Exponential acceleration of collective quantum tunneling in the transverse field Ising model using high frequency AC drives (Part 1)

Macroscopic quantum tunneling (MQT), where an extensive number of quantum degrees of freedom change configuration simultaneously to cross a large intermediate energy barrier, is a spectacular, and elusive, phenomenon in many-body physics. Because MQT rates generically decay exponentially in system size, they are naturally very slow, and extremely sensitive to noise, control error and other similar issues. As MQT transitions also act as a bottleneck to quantum optimization algorithms, accelerating MQT is of significant scientific and practical interest.

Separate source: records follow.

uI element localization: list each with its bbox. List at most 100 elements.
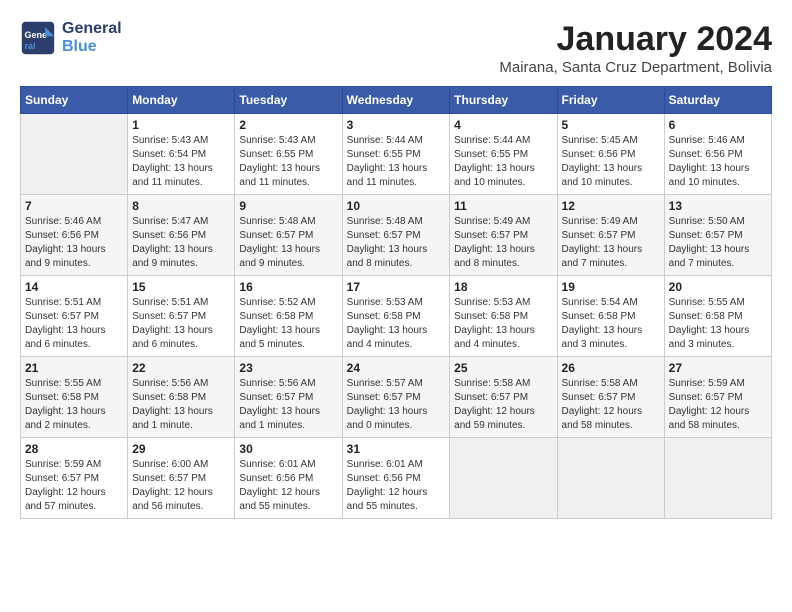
sunset-text: Sunset: 6:57 PM <box>562 391 660 405</box>
sunset-text: Sunset: 6:55 PM <box>239 148 337 162</box>
weekday-header: Thursday <box>450 87 557 114</box>
day-info: Sunrise: 5:46 AMSunset: 6:56 PMDaylight:… <box>669 134 767 190</box>
sunrise-text: Sunrise: 5:51 AM <box>25 296 123 310</box>
day-number: 3 <box>347 118 446 132</box>
daylight-text: Daylight: 13 hours and 6 minutes. <box>132 324 230 352</box>
day-info: Sunrise: 5:44 AMSunset: 6:55 PMDaylight:… <box>454 134 552 190</box>
daylight-text: Daylight: 12 hours and 56 minutes. <box>132 486 230 514</box>
day-info: Sunrise: 5:47 AMSunset: 6:56 PMDaylight:… <box>132 215 230 271</box>
day-number: 13 <box>669 199 767 213</box>
day-info: Sunrise: 5:53 AMSunset: 6:58 PMDaylight:… <box>454 296 552 352</box>
daylight-text: Daylight: 13 hours and 7 minutes. <box>562 243 660 271</box>
calendar-cell: 13 Sunrise: 5:50 AMSunset: 6:57 PMDayligh… <box>664 195 771 276</box>
sunset-text: Sunset: 6:57 PM <box>25 310 123 324</box>
sunrise-text: Sunrise: 5:46 AM <box>669 134 767 148</box>
day-number: 1 <box>132 118 230 132</box>
day-info: Sunrise: 5:48 AMSunset: 6:57 PMDaylight:… <box>239 215 337 271</box>
day-number: 9 <box>239 199 337 213</box>
calendar-cell: 14 Sunrise: 5:51 AMSunset: 6:57 PMDayligh… <box>21 276 128 357</box>
sunrise-text: Sunrise: 5:58 AM <box>454 377 552 391</box>
calendar-cell: 10Sunrise: 5:48 AMSunset: 6:57 PMDayligh… <box>342 195 450 276</box>
sunrise-text: Sunrise: 5:55 AM <box>669 296 767 310</box>
day-number: 6 <box>669 118 767 132</box>
svg-text:ral: ral <box>25 41 36 51</box>
calendar-cell: 30 Sunrise: 6:01 AMSunset: 6:56 PMDayligh… <box>235 438 342 519</box>
day-info: Sunrise: 5:54 AMSunset: 6:58 PMDaylight:… <box>562 296 660 352</box>
day-number: 15 <box>132 280 230 294</box>
day-number: 14 <box>25 280 123 294</box>
sunrise-text: Sunrise: 5:55 AM <box>25 377 123 391</box>
day-info: Sunrise: 6:01 AMSunset: 6:56 PMDaylight:… <box>239 458 337 514</box>
sunset-text: Sunset: 6:57 PM <box>669 229 767 243</box>
day-info: Sunrise: 5:56 AMSunset: 6:57 PMDaylight:… <box>239 377 337 433</box>
calendar-cell: 16Sunrise: 5:52 AMSunset: 6:58 PMDayligh… <box>235 276 342 357</box>
day-number: 21 <box>25 361 123 375</box>
daylight-text: Daylight: 13 hours and 0 minutes. <box>347 405 446 433</box>
sunset-text: Sunset: 6:58 PM <box>562 310 660 324</box>
sunrise-text: Sunrise: 5:59 AM <box>25 458 123 472</box>
calendar-week-row: 28Sunrise: 5:59 AMSunset: 6:57 PMDayligh… <box>21 438 772 519</box>
calendar-cell: 29Sunrise: 6:00 AMSunset: 6:57 PMDayligh… <box>128 438 235 519</box>
day-info: Sunrise: 5:55 AMSunset: 6:58 PMDaylight:… <box>669 296 767 352</box>
logo-icon: Gene ral <box>20 20 56 56</box>
sunset-text: Sunset: 6:58 PM <box>347 310 446 324</box>
sunset-text: Sunset: 6:55 PM <box>454 148 552 162</box>
day-number: 30 <box>239 442 337 456</box>
day-info: Sunrise: 5:49 AMSunset: 6:57 PMDaylight:… <box>454 215 552 271</box>
sunrise-text: Sunrise: 6:01 AM <box>347 458 446 472</box>
day-number: 12 <box>562 199 660 213</box>
sunset-text: Sunset: 6:58 PM <box>454 310 552 324</box>
calendar-cell: 8Sunrise: 5:47 AMSunset: 6:56 PMDaylight… <box>128 195 235 276</box>
calendar-cell: 6 Sunrise: 5:46 AMSunset: 6:56 PMDaylight… <box>664 114 771 195</box>
day-info: Sunrise: 5:44 AMSunset: 6:55 PMDaylight:… <box>347 134 446 190</box>
day-number: 29 <box>132 442 230 456</box>
sunset-text: Sunset: 6:56 PM <box>562 148 660 162</box>
calendar-cell <box>21 114 128 195</box>
day-number: 4 <box>454 118 552 132</box>
calendar-cell: 28Sunrise: 5:59 AMSunset: 6:57 PMDayligh… <box>21 438 128 519</box>
calendar-week-row: 21Sunrise: 5:55 AMSunset: 6:58 PMDayligh… <box>21 357 772 438</box>
weekday-header: Tuesday <box>235 87 342 114</box>
day-number: 16 <box>239 280 337 294</box>
daylight-text: Daylight: 13 hours and 1 minute. <box>132 405 230 433</box>
logo-text: General Blue <box>62 20 122 55</box>
sunset-text: Sunset: 6:57 PM <box>454 229 552 243</box>
day-info: Sunrise: 5:46 AMSunset: 6:56 PMDaylight:… <box>25 215 123 271</box>
sunset-text: Sunset: 6:56 PM <box>347 472 446 486</box>
day-number: 7 <box>25 199 123 213</box>
day-info: Sunrise: 5:48 AMSunset: 6:57 PMDaylight:… <box>347 215 446 271</box>
sunset-text: Sunset: 6:57 PM <box>669 391 767 405</box>
calendar-cell: 5Sunrise: 5:45 AMSunset: 6:56 PMDaylight… <box>557 114 664 195</box>
daylight-text: Daylight: 13 hours and 9 minutes. <box>25 243 123 271</box>
day-info: Sunrise: 5:45 AMSunset: 6:56 PMDaylight:… <box>562 134 660 190</box>
sunset-text: Sunset: 6:55 PM <box>347 148 446 162</box>
calendar-cell <box>557 438 664 519</box>
day-number: 18 <box>454 280 552 294</box>
sunrise-text: Sunrise: 5:51 AM <box>132 296 230 310</box>
day-info: Sunrise: 5:43 AMSunset: 6:54 PMDaylight:… <box>132 134 230 190</box>
day-info: Sunrise: 5:56 AMSunset: 6:58 PMDaylight:… <box>132 377 230 433</box>
calendar-cell: 20Sunrise: 5:55 AMSunset: 6:58 PMDayligh… <box>664 276 771 357</box>
day-info: Sunrise: 5:53 AMSunset: 6:58 PMDaylight:… <box>347 296 446 352</box>
logo: Gene ral General Blue <box>20 20 122 56</box>
sunrise-text: Sunrise: 5:48 AM <box>239 215 337 229</box>
calendar-cell <box>450 438 557 519</box>
day-number: 27 <box>669 361 767 375</box>
day-info: Sunrise: 5:57 AMSunset: 6:57 PMDaylight:… <box>347 377 446 433</box>
daylight-text: Daylight: 13 hours and 11 minutes. <box>132 162 230 190</box>
sunset-text: Sunset: 6:56 PM <box>239 472 337 486</box>
calendar-cell: 25Sunrise: 5:58 AMSunset: 6:57 PMDayligh… <box>450 357 557 438</box>
sunset-text: Sunset: 6:56 PM <box>132 229 230 243</box>
daylight-text: Daylight: 13 hours and 10 minutes. <box>562 162 660 190</box>
daylight-text: Daylight: 13 hours and 6 minutes. <box>25 324 123 352</box>
sunset-text: Sunset: 6:58 PM <box>669 310 767 324</box>
day-info: Sunrise: 5:50 AMSunset: 6:57 PMDaylight:… <box>669 215 767 271</box>
sunrise-text: Sunrise: 5:48 AM <box>347 215 446 229</box>
calendar-cell: 27Sunrise: 5:59 AMSunset: 6:57 PMDayligh… <box>664 357 771 438</box>
calendar-cell: 18 Sunrise: 5:53 AMSunset: 6:58 PMDayligh… <box>450 276 557 357</box>
daylight-text: Daylight: 13 hours and 3 minutes. <box>562 324 660 352</box>
calendar-cell: 12Sunrise: 5:49 AMSunset: 6:57 PMDayligh… <box>557 195 664 276</box>
weekday-header: Monday <box>128 87 235 114</box>
sunrise-text: Sunrise: 5:54 AM <box>562 296 660 310</box>
sunrise-text: Sunrise: 5:49 AM <box>562 215 660 229</box>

In this talk, we build on the concept of Symphonic Tunneling introduced in Mossi et al (arXiv:2306.10632), where MQT is accelerated by tuning AC fields based on details of the underlying system, to consider very high frequency drives. We consider the ferromagnetic N-spin transition in transverse field Ising models, and show that if the amplitude and frequency of the drive is allowed to increase logarithmically in system size, the collective tunneling rate between ferromagnetic states can cross over from exponential to polynomial (empirically, linear) in system size, without meaningfully heating the system. We discuss the theoretical derivation of this effect in 1d, and its extension to higher dimensions.